Dynamo is a low-latency KV cache offload engine that works in multi-node systems. It supports vLLM and other inference engines such as TRT-LLM and SGLang and large-scale, distributed inferencing. Dynamo works across a memory and storage hierarchy, from HBM, through a CPU’s DRAM, to direct-attached SSDs and networked external storage.

It has four features: Disaggregated Serving, Smart Router, Distributed KV Cache Manager, and Nvidia Inference Transfer Library (NIXL). Nvidia says: “Disaggregating prefill and decode significantly boosts performance, gaining efficiency the more GPUs that are involved in inference.”

Version 1.0 of Dynamo enabled KV cache offloading to system CPU memory, and is being extended to support SSDs and networked object storage in subsequent releases. It is open source software.

Many storage suppliers support Nvidia’s AI Data platform and its included Nvidia AI Enterprise software with NIM microservices, of which Dynamo is part.
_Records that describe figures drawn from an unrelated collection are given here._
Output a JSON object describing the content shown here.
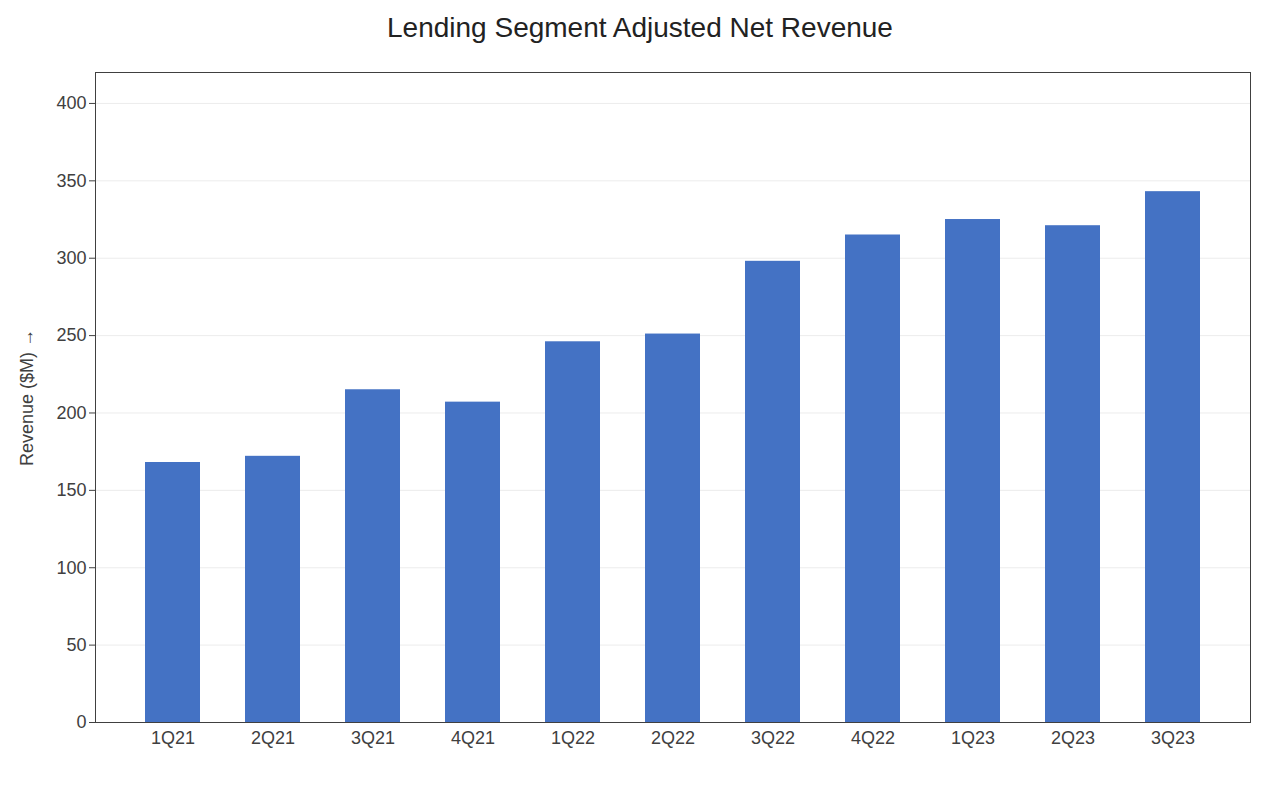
{
  "chart_data": {
    "type": "bar",
    "title": "Lending Segment Adjusted Net Revenue",
    "categories": [
      "1Q21",
      "2Q21",
      "3Q21",
      "4Q21",
      "1Q22",
      "2Q22",
      "3Q22",
      "4Q22",
      "1Q23",
      "2Q23",
      "3Q23"
    ],
    "values": [
      168,
      172,
      215,
      207,
      246,
      251,
      298,
      315,
      325,
      321,
      343
    ],
    "color": "#4472C4",
    "ylabel": "Revenue ($M)",
    "ylim": [
      0,
      420
    ],
    "yticks": [
      0,
      50,
      100,
      150,
      200,
      250,
      300,
      350,
      400
    ],
    "grid": true
  }
}
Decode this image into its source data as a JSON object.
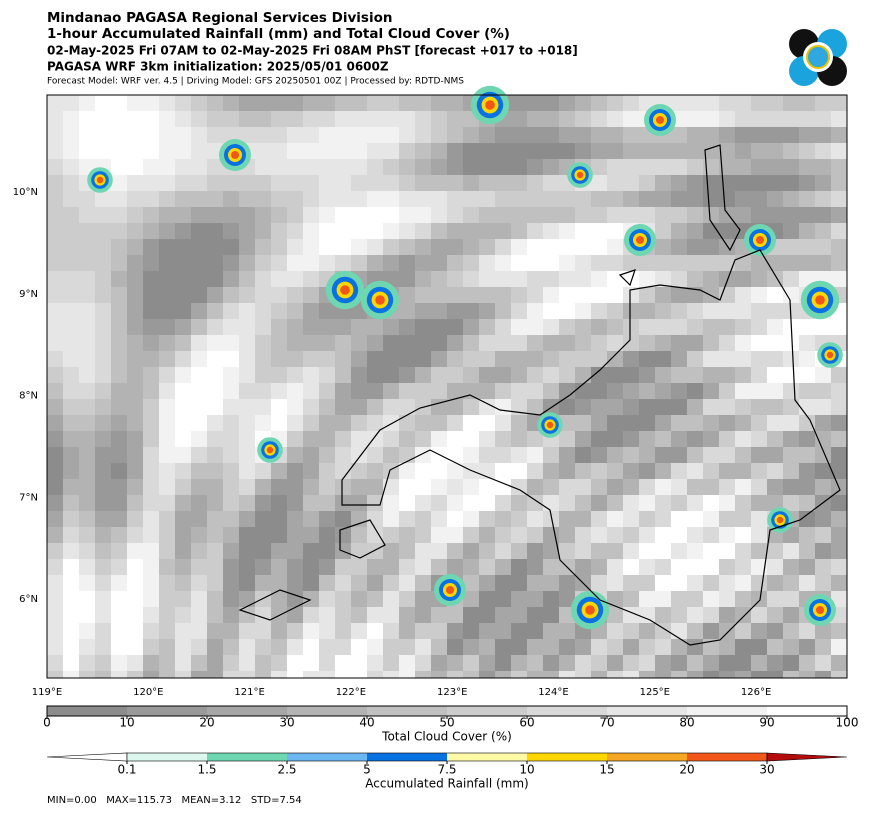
{
  "header": {
    "lines": [
      "Mindanao PAGASA Regional Services Division",
      "1-hour Accumulated Rainfall (mm) and Total Cloud Cover (%)",
      "02-May-2025 Fri 07AM to 02-May-2025 Fri 08AM PhST [forecast +017 to +018]",
      "PAGASA WRF 3km initialization: 2025/05/01 0600Z",
      "Forecast Model: WRF ver. 4.5 | Driving Model: GFS 20250501 00Z | Processed by: RDTD-NMS"
    ]
  },
  "map": {
    "lat_labels": [
      "10°N",
      "9°N",
      "8°N",
      "7°N",
      "6°N"
    ],
    "lon_labels": [
      "119°E",
      "120°E",
      "121°E",
      "122°E",
      "123°E",
      "124°E",
      "125°E",
      "126°E"
    ]
  },
  "cloud_colorbar": {
    "label": "Total Cloud Cover (%)",
    "ticks": [
      0,
      10,
      20,
      30,
      40,
      50,
      60,
      70,
      80,
      90,
      100
    ],
    "colors": [
      "#8c8c8c",
      "#999999",
      "#a6a6a6",
      "#b3b3b3",
      "#c0c0c0",
      "#cccccc",
      "#d9d9d9",
      "#e6e6e6",
      "#f2f2f2",
      "#ffffff"
    ]
  },
  "rain_colorbar": {
    "label": "Accumulated Rainfall (mm)",
    "ticks": [
      0.1,
      1.5,
      2.5,
      5,
      7.5,
      10,
      15,
      20,
      30
    ],
    "colors": [
      "#ffffff",
      "#dcf7ee",
      "#6fd6b2",
      "#6cb6f2",
      "#0a72e0",
      "#fff9a8",
      "#ffd700",
      "#f5a623",
      "#f2571a",
      "#b40c0c"
    ]
  },
  "stats": "MIN=0.00   MAX=115.73   MEAN=3.12   STD=7.54"
}
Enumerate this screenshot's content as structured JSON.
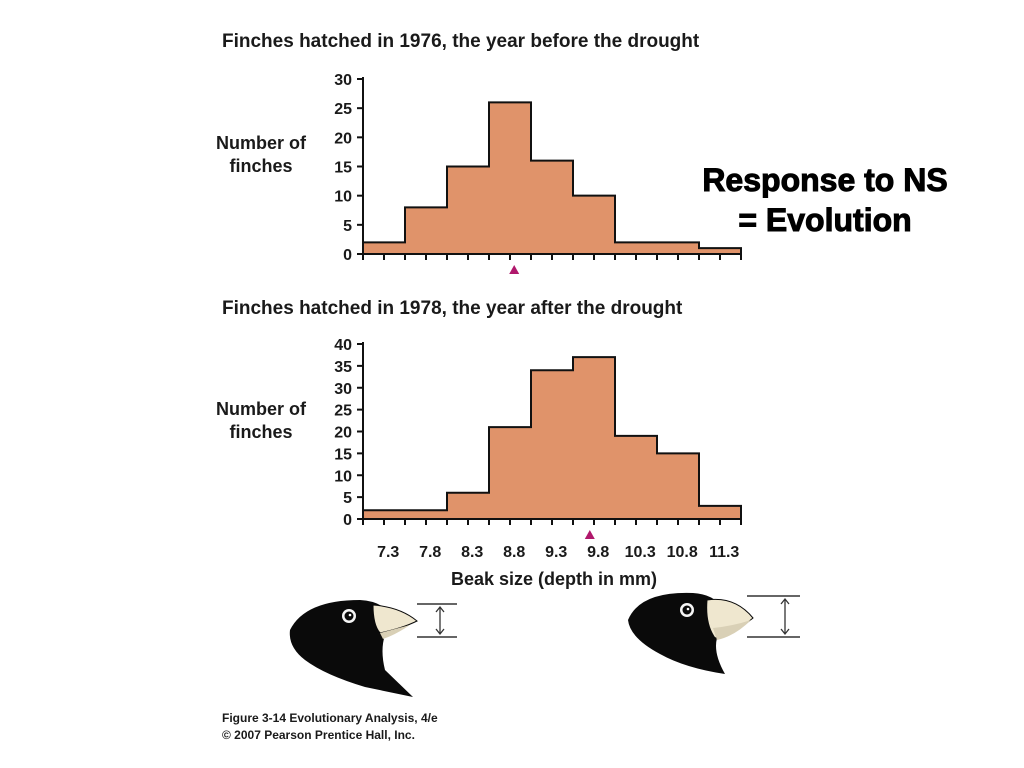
{
  "headline": {
    "line1": "Response to NS",
    "line2": "= Evolution"
  },
  "caption": {
    "line1": "Figure 3-14  Evolutionary Analysis, 4/e",
    "line2": "© 2007 Pearson Prentice Hall, Inc."
  },
  "colors": {
    "bar_fill": "#e0936a",
    "bar_stroke": "#111111",
    "marker": "#b0186c"
  },
  "icons": [
    "finch-head-small-beak-icon",
    "finch-head-large-beak-icon",
    "measurement-arrow-icon"
  ],
  "chart_data": [
    {
      "type": "bar",
      "title": "Finches hatched in 1976, the year before the drought",
      "ylabel": "Number of finches",
      "xlabel": "",
      "bin_width": 0.5,
      "bin_starts": [
        7.0,
        7.5,
        8.0,
        8.5,
        9.0,
        9.5,
        10.0,
        10.5,
        11.0
      ],
      "values": [
        2,
        8,
        15,
        26,
        16,
        10,
        2,
        2,
        1
      ],
      "yticks": [
        0,
        5,
        10,
        15,
        20,
        25,
        30
      ],
      "ylim": [
        0,
        30
      ],
      "mean_marker": 8.8,
      "show_xticklabels": false
    },
    {
      "type": "bar",
      "title": "Finches hatched in 1978, the year after the drought",
      "ylabel": "Number of finches",
      "xlabel": "Beak size (depth in mm)",
      "bin_width": 0.5,
      "bin_starts": [
        7.0,
        7.5,
        8.0,
        8.5,
        9.0,
        9.5,
        10.0,
        10.5,
        11.0
      ],
      "values": [
        2,
        2,
        6,
        21,
        34,
        37,
        19,
        15,
        3
      ],
      "yticks": [
        0,
        5,
        10,
        15,
        20,
        25,
        30,
        35,
        40
      ],
      "ylim": [
        0,
        40
      ],
      "mean_marker": 9.7,
      "xticklabels": [
        "7.3",
        "7.8",
        "8.3",
        "8.8",
        "9.3",
        "9.8",
        "10.3",
        "10.8",
        "11.3"
      ],
      "xtick_values": [
        7.3,
        7.8,
        8.3,
        8.8,
        9.3,
        9.8,
        10.3,
        10.8,
        11.3
      ],
      "show_xticklabels": true
    }
  ]
}
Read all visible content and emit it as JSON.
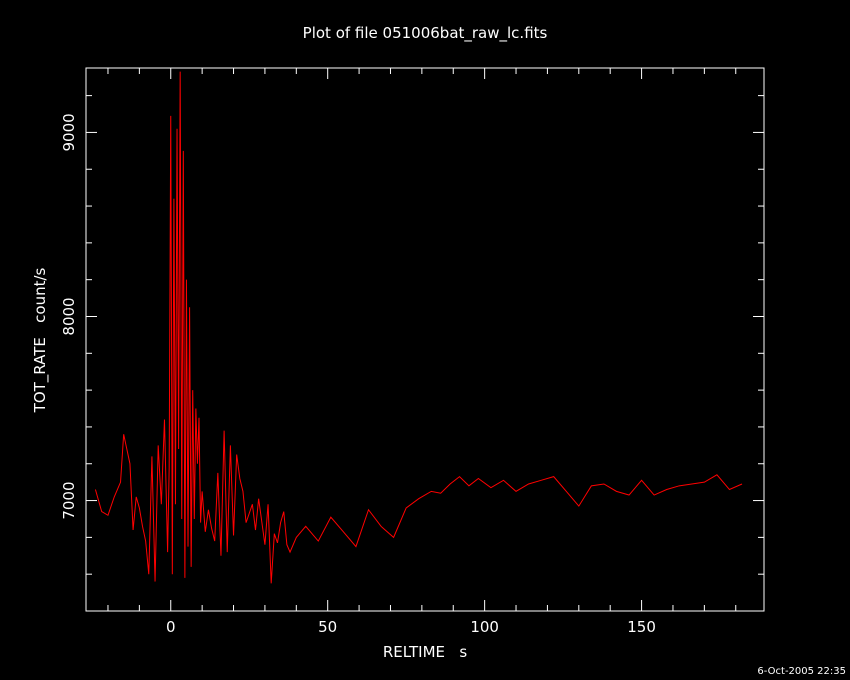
{
  "chart_data": {
    "type": "line",
    "title": "Plot of file 051006bat_raw_lc.fits",
    "xlabel": "RELTIME   s",
    "ylabel": "TOT_RATE   count/s",
    "xlim": [
      -27,
      189
    ],
    "ylim": [
      6400,
      9350
    ],
    "x_ticks": [
      0,
      50,
      100,
      150
    ],
    "y_ticks": [
      7000,
      8000,
      9000
    ],
    "grid": false,
    "legend": "none",
    "colors": {
      "background": "#000000",
      "axes": "#ffffff",
      "line": "#ff0000"
    },
    "series": [
      {
        "x": [
          -24,
          -22,
          -20,
          -18,
          -16,
          -15,
          -13,
          -12,
          -11,
          -10,
          -9,
          -8,
          -7,
          -6,
          -5,
          -4,
          -3,
          -2,
          -1,
          -0.5,
          0,
          0.5,
          1,
          1.5,
          2,
          2.5,
          3,
          3.5,
          4,
          4.5,
          5,
          5.5,
          6,
          6.5,
          7,
          7.5,
          8,
          8.5,
          9,
          9.5,
          10,
          11,
          12,
          13,
          14,
          15,
          16,
          17,
          18,
          19,
          20,
          21,
          22,
          23,
          24,
          26,
          27,
          28,
          30,
          31,
          32,
          33,
          34,
          35,
          36,
          37,
          38,
          40,
          43,
          47,
          51,
          55,
          59,
          63,
          67,
          71,
          75,
          79,
          83,
          86,
          89,
          92,
          95,
          98,
          102,
          106,
          110,
          114,
          118,
          122,
          126,
          130,
          134,
          138,
          142,
          146,
          150,
          154,
          158,
          162,
          166,
          170,
          174,
          178,
          182
        ],
        "values": [
          7060,
          6940,
          6920,
          7020,
          7100,
          7360,
          7200,
          6840,
          7020,
          6960,
          6860,
          6780,
          6600,
          7240,
          6560,
          7300,
          6980,
          7440,
          6720,
          7180,
          9090,
          6600,
          8640,
          6980,
          9020,
          7280,
          9330,
          6900,
          8900,
          6580,
          8200,
          6750,
          8050,
          6640,
          7600,
          6900,
          7500,
          7200,
          7450,
          6880,
          7050,
          6830,
          6950,
          6850,
          6780,
          7150,
          6700,
          7380,
          6720,
          7300,
          6810,
          7250,
          7120,
          7050,
          6880,
          6980,
          6840,
          7010,
          6760,
          6980,
          6550,
          6820,
          6770,
          6880,
          6940,
          6760,
          6720,
          6800,
          6860,
          6780,
          6910,
          6830,
          6750,
          6950,
          6860,
          6800,
          6960,
          7010,
          7050,
          7040,
          7090,
          7130,
          7080,
          7120,
          7070,
          7110,
          7050,
          7090,
          7110,
          7130,
          7050,
          6970,
          7080,
          7090,
          7050,
          7030,
          7110,
          7030,
          7060,
          7080,
          7090,
          7100,
          7140,
          7060,
          7090
        ]
      }
    ]
  },
  "footer": {
    "timestamp": "6-Oct-2005 22:35"
  }
}
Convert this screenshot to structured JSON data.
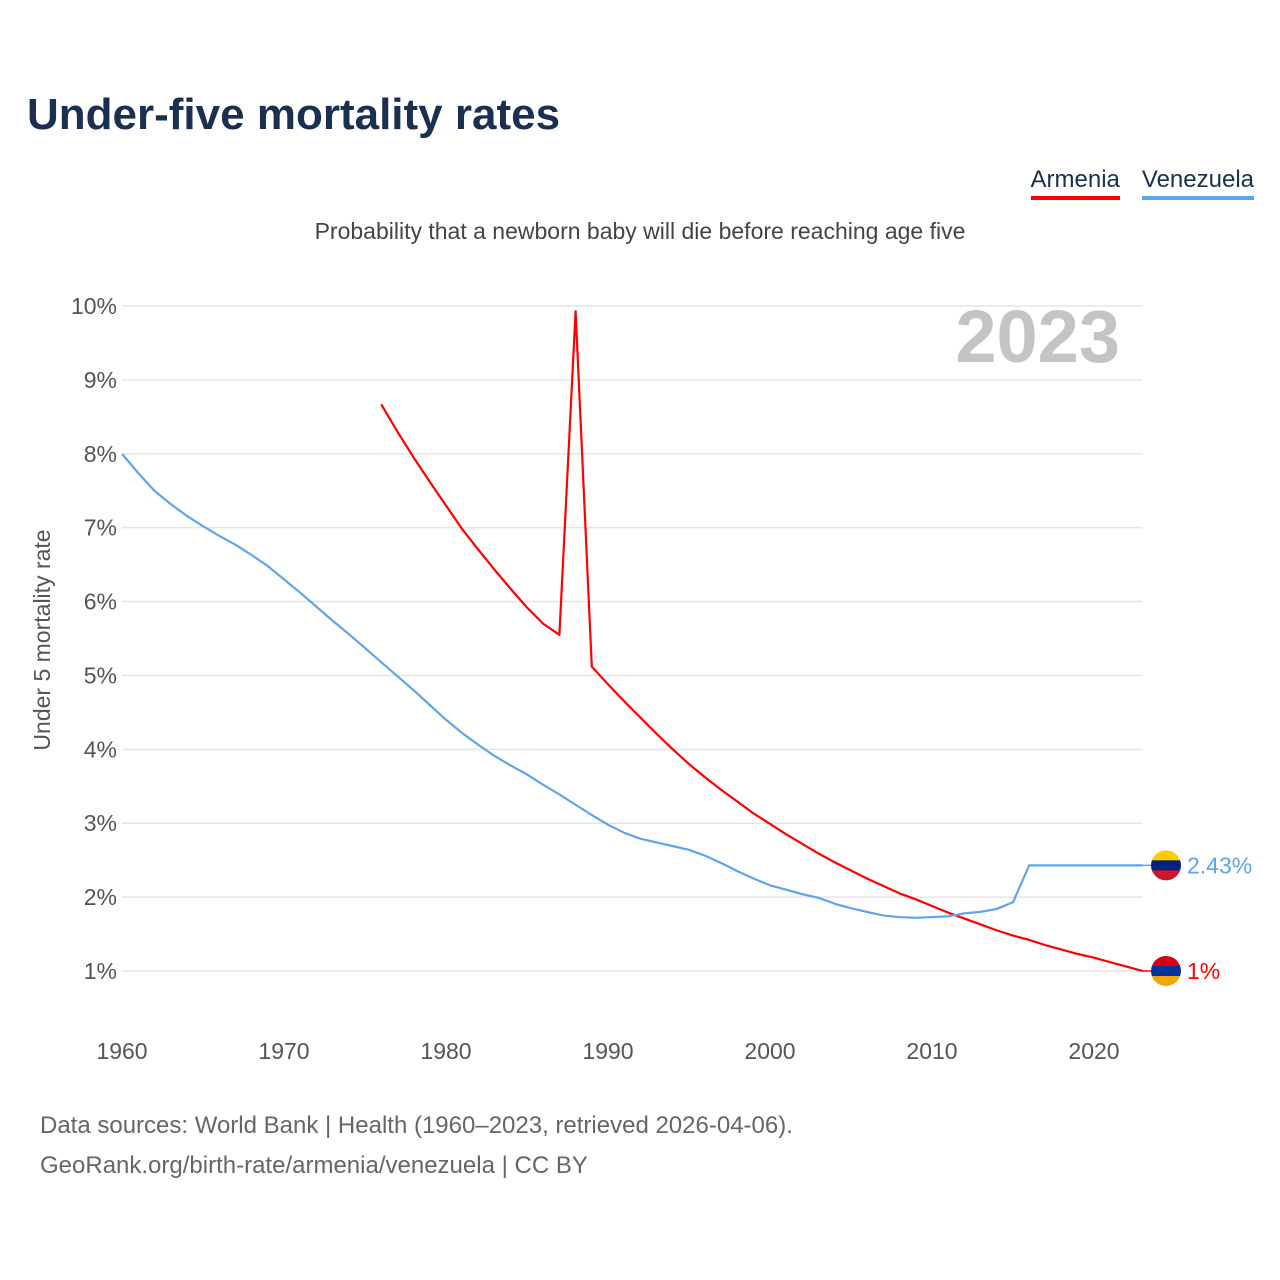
{
  "title": "Under-five mortality rates",
  "subtitle": "Probability that a newborn baby will die before reaching age five",
  "footer": {
    "line1": "Data sources: World Bank | Health (1960–2023, retrieved 2026-04-06).",
    "line2": "GeoRank.org/birth-rate/armenia/venezuela | CC BY"
  },
  "chart_data": {
    "type": "line",
    "title": "Under-five mortality rates",
    "xlabel": "",
    "ylabel": "Under 5 mortality rate",
    "xlim": [
      1960,
      2023
    ],
    "ylim": [
      1,
      10
    ],
    "grid": true,
    "legend_placement": "top-right",
    "year_label": "2023",
    "x_ticks": [
      "1960",
      "1970",
      "1980",
      "1990",
      "2000",
      "2010",
      "2020"
    ],
    "y_ticks": [
      "1%",
      "2%",
      "3%",
      "4%",
      "5%",
      "6%",
      "7%",
      "8%",
      "9%",
      "10%"
    ],
    "series": [
      {
        "name": "Armenia",
        "color": "#ff0000",
        "end_label": "1%",
        "flag": [
          "#d90012",
          "#0033a0",
          "#f2a800"
        ],
        "x_start": 1976,
        "values": [
          8.67,
          8.3,
          7.95,
          7.62,
          7.3,
          6.98,
          6.7,
          6.43,
          6.17,
          5.92,
          5.7,
          5.55,
          9.93,
          5.12,
          4.88,
          4.65,
          4.43,
          4.21,
          4.0,
          3.8,
          3.62,
          3.45,
          3.29,
          3.13,
          2.99,
          2.85,
          2.72,
          2.59,
          2.47,
          2.36,
          2.25,
          2.15,
          2.05,
          1.97,
          1.88,
          1.79,
          1.71,
          1.63,
          1.55,
          1.48,
          1.42,
          1.35,
          1.29,
          1.23,
          1.18,
          1.12,
          1.06,
          1.0
        ]
      },
      {
        "name": "Venezuela",
        "color": "#5da5ec",
        "end_label": "2.43%",
        "flag": [
          "#ffcc00",
          "#00247d",
          "#cf142b"
        ],
        "x_start": 1960,
        "values": [
          8.0,
          7.74,
          7.5,
          7.32,
          7.16,
          7.02,
          6.89,
          6.77,
          6.63,
          6.48,
          6.3,
          6.12,
          5.93,
          5.74,
          5.56,
          5.37,
          5.18,
          4.99,
          4.8,
          4.6,
          4.4,
          4.22,
          4.06,
          3.91,
          3.78,
          3.66,
          3.52,
          3.39,
          3.25,
          3.11,
          2.98,
          2.87,
          2.79,
          2.74,
          2.69,
          2.64,
          2.56,
          2.46,
          2.35,
          2.25,
          2.16,
          2.1,
          2.04,
          1.99,
          1.91,
          1.85,
          1.8,
          1.75,
          1.73,
          1.72,
          1.73,
          1.74,
          1.78,
          1.8,
          1.84,
          1.93,
          2.43,
          2.43,
          2.43,
          2.43,
          2.43,
          2.43,
          2.43,
          2.43
        ]
      }
    ]
  }
}
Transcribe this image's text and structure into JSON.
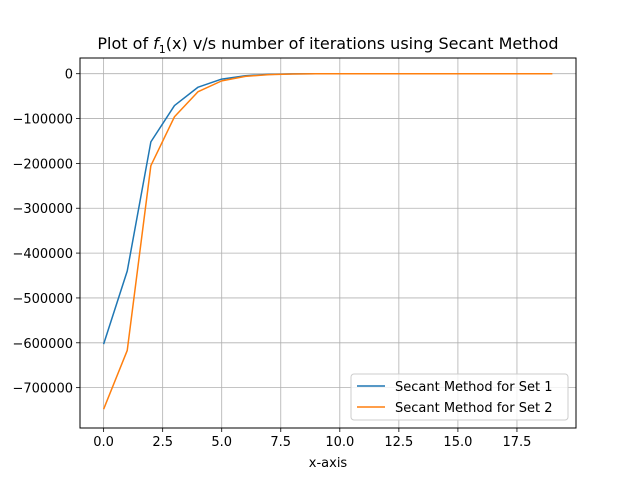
{
  "chart_data": {
    "type": "line",
    "title_prefix": "Plot of ",
    "title_f": "f",
    "title_sub": "1",
    "title_suffix": "(x) v/s number of iterations using Secant Method",
    "xlabel": "x-axis",
    "ylabel": "",
    "xlim": [
      -1,
      20
    ],
    "ylim": [
      -790000,
      35000
    ],
    "xticks": [
      0,
      2.5,
      5,
      7.5,
      10,
      12.5,
      15,
      17.5
    ],
    "xtick_labels": [
      "0.0",
      "2.5",
      "5.0",
      "7.5",
      "10.0",
      "12.5",
      "15.0",
      "17.5"
    ],
    "yticks": [
      0,
      -100000,
      -200000,
      -300000,
      -400000,
      -500000,
      -600000,
      -700000
    ],
    "ytick_labels": [
      "0",
      "−100000",
      "−200000",
      "−300000",
      "−400000",
      "−500000",
      "−600000",
      "−700000"
    ],
    "grid": true,
    "legend_position": "lower-right",
    "series": [
      {
        "name": "Secant Method for Set 1",
        "color": "#1f77b4",
        "x": [
          0,
          1,
          2,
          3,
          4,
          5,
          6,
          7,
          8,
          9,
          10,
          11,
          12,
          13,
          14,
          15,
          16,
          17,
          18
        ],
        "y": [
          -603000,
          -440000,
          -152000,
          -71000,
          -30000,
          -12000,
          -4500,
          -1500,
          -500,
          -150,
          -50,
          -15,
          -5,
          -1,
          0,
          0,
          0,
          0,
          0
        ]
      },
      {
        "name": "Secant Method for Set 2",
        "color": "#ff7f0e",
        "x": [
          0,
          1,
          2,
          3,
          4,
          5,
          6,
          7,
          8,
          9,
          10,
          11,
          12,
          13,
          14,
          15,
          16,
          17,
          18,
          19
        ],
        "y": [
          -748000,
          -617000,
          -205000,
          -96000,
          -40000,
          -16000,
          -6000,
          -2000,
          -700,
          -200,
          -70,
          -20,
          -6,
          -2,
          0,
          0,
          0,
          0,
          0,
          0
        ]
      }
    ]
  }
}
We understand that Cloudian, DDN, Dell, Hitachi Vantara, HPE, IBM, NetApp, PEAK:AIO, Pure Storage, VAST Data, and WEKA will all be supporting Dynamo, as will Cohesity. Hammerspace and Pliops also support KV cache tiering.

As examples of this:

Cloudian will be supporting KV cache tiering

DDN says its Infinia object storage system “is engineered to serve KV cache at sub-millisecond latency.”

VAST Data has a blog about its Dynamo support. This says: “The distributed architecture behind Dynamo naturally supports implementing disaggregated prefill and decode. This serves as another strategy for enhancing scheduling across accelerated computings to boost inference throughput and minimize latency. It works by assigning a set of GPUs to run prefill and having NIXL move the data using RDMA to a different set of GPUs that will perform the decode process,” as seen in the diagram below.

A WEKA blog discusses its approach to tiered KV caching with the Augmented Memory Grid concept, noting that “when storing the cache outside of HBM, WEKA Augmented Memory Grid stores KV cache rapidly and asynchronously to maximize efficiency.” As a performance example, it says: “Based on testing within our Lab with a eight-host WEKApod with 72 NVMe drives a single eight-way H100 (with tensor parallelism of eight) demonstrated a retrieval rate of 938,000 tokens per second.”